Hosted Channels are virtual channels backed by trust, they work very much like Lightning Channels, and hosted channel users can interact seamlessly with the broader Lightning Network. Since they don't touch the Bitcoin chain they are basically free to create and do not require any collateral.

Here is a better (very short and high-level) explanation and description of its benefits from the inventor of Hosted Channels, Anton Kumaigorodskiy: https://archive.ph/HFXUK; and here is another explanation from Fanis Michalakis: https://fanismichalakis.fr/posts/what-are-hosted-channels/

The Hosted Channels protocol are also standardized as bLIP-0017. Check that if you want to know more about the low-level details.

You can:

For now, you can use https://sbw.app/ and paste a string containing nodeid@host:port or scan a QR code containing that same data, such as the QR codes from https://amboss.space/); or use https://github.com/fiatjaf/cliche and specify that same data using the request-hc command.

To achieve this you must use the "requireSecret" option on your config.json. See Configuration above. Then instead of giving your node address to your friends and family, you must conjure a LUD-07 lnurl and ask them to paste/scan that with their SBW. The secret must be specified in the lnurl response. Then the wallet will use it when invoking the hosted channel and it will work. You can use this flow to create any kind of arbitrary restriction to your hosted channels, including selling them, giving them dynamically or programmatically, or just restricting them to a fixed set of people to whom you give the secret lnurl.
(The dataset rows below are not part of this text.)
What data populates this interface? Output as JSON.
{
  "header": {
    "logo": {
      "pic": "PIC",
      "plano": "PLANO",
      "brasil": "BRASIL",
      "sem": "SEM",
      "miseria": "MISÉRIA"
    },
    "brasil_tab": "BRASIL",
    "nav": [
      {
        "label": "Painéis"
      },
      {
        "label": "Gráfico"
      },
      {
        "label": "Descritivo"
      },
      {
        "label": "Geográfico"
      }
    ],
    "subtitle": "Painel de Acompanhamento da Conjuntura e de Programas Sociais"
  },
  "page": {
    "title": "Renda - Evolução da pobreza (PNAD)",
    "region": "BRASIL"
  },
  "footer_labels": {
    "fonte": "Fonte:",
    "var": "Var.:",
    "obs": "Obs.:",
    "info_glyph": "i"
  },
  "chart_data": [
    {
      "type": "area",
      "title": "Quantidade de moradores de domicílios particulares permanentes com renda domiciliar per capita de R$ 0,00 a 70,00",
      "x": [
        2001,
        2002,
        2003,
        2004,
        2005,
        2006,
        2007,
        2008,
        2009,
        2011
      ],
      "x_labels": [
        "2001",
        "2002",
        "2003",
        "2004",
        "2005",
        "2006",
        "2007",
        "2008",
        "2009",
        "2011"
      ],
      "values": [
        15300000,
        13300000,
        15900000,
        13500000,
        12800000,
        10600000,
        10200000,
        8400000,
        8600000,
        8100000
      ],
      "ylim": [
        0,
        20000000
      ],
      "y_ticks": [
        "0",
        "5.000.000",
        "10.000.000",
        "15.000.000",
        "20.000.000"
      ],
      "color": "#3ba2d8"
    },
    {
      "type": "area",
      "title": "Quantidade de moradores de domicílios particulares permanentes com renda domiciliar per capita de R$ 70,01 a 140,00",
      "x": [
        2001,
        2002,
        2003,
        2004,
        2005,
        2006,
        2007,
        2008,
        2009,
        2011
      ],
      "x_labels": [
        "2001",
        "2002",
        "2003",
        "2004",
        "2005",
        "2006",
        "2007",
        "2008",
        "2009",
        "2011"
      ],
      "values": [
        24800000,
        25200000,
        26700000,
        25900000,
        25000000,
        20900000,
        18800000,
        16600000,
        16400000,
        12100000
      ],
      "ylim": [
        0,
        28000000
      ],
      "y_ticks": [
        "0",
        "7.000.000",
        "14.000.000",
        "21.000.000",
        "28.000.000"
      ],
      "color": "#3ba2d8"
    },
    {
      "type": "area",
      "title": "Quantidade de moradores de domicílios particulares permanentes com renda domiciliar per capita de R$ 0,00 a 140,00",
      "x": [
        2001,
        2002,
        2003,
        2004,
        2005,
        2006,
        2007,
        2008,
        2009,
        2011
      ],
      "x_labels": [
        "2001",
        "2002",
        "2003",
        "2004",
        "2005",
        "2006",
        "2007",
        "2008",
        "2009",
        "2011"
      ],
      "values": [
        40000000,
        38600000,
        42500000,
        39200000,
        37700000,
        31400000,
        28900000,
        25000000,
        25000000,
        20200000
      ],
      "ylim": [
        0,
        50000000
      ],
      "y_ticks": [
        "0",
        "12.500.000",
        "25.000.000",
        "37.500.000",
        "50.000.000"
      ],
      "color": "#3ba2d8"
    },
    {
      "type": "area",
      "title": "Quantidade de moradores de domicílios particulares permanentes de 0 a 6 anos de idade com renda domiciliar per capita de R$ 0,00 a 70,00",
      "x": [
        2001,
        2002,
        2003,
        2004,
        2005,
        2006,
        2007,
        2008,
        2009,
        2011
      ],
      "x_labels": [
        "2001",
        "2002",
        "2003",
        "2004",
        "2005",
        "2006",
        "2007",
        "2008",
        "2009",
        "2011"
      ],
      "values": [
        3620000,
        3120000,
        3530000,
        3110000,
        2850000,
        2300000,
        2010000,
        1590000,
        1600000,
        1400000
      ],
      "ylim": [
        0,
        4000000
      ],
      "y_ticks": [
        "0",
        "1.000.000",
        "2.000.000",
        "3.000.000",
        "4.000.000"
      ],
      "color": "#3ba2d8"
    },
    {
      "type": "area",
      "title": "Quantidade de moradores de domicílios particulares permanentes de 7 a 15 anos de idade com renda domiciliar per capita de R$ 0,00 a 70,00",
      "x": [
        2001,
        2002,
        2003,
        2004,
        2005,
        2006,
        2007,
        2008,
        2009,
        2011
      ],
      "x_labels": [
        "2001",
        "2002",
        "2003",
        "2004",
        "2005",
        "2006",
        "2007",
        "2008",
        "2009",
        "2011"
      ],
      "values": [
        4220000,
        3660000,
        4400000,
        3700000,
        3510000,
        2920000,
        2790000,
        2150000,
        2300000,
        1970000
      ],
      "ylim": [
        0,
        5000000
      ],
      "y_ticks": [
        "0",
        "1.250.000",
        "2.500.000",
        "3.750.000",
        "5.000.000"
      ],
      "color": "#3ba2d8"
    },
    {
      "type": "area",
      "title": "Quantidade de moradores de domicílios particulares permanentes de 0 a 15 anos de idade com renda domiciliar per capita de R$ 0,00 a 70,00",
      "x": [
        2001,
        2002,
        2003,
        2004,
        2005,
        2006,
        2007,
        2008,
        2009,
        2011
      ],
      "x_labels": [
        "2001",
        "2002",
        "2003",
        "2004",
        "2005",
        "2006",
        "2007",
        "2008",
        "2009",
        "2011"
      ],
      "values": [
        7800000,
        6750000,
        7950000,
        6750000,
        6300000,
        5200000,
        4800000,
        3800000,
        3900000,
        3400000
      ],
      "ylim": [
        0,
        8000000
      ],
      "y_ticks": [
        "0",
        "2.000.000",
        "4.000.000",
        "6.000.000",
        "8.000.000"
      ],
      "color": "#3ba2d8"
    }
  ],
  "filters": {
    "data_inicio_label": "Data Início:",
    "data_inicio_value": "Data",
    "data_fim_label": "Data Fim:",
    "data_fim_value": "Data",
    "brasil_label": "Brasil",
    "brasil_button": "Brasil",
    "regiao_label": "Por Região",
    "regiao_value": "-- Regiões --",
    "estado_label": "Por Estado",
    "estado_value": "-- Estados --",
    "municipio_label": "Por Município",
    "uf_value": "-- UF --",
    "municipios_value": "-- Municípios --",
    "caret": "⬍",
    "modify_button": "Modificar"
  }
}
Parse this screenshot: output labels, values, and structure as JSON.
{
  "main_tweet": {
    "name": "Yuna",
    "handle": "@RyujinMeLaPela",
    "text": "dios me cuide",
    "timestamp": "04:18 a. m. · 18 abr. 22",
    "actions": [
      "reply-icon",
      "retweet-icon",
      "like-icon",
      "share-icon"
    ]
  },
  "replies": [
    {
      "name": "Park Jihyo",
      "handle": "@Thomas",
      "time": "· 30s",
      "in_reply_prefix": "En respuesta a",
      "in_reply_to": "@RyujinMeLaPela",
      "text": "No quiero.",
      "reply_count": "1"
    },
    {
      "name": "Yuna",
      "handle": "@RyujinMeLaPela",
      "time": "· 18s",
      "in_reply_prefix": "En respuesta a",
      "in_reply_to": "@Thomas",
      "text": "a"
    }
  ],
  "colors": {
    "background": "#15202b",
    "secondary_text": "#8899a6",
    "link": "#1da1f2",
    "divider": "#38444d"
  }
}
If you ever lose a channel cross-signed state, the client, when reconnecting, will automatically send you their latest state and you will accept those -- as they would be signed by your public key --, trusting that they are indeed the latest states, and store them.

If a client sends a state with an invalid signature it won't be accepted. If you have the latest state and the client sends a state with a smaller update number it also won't be accepted.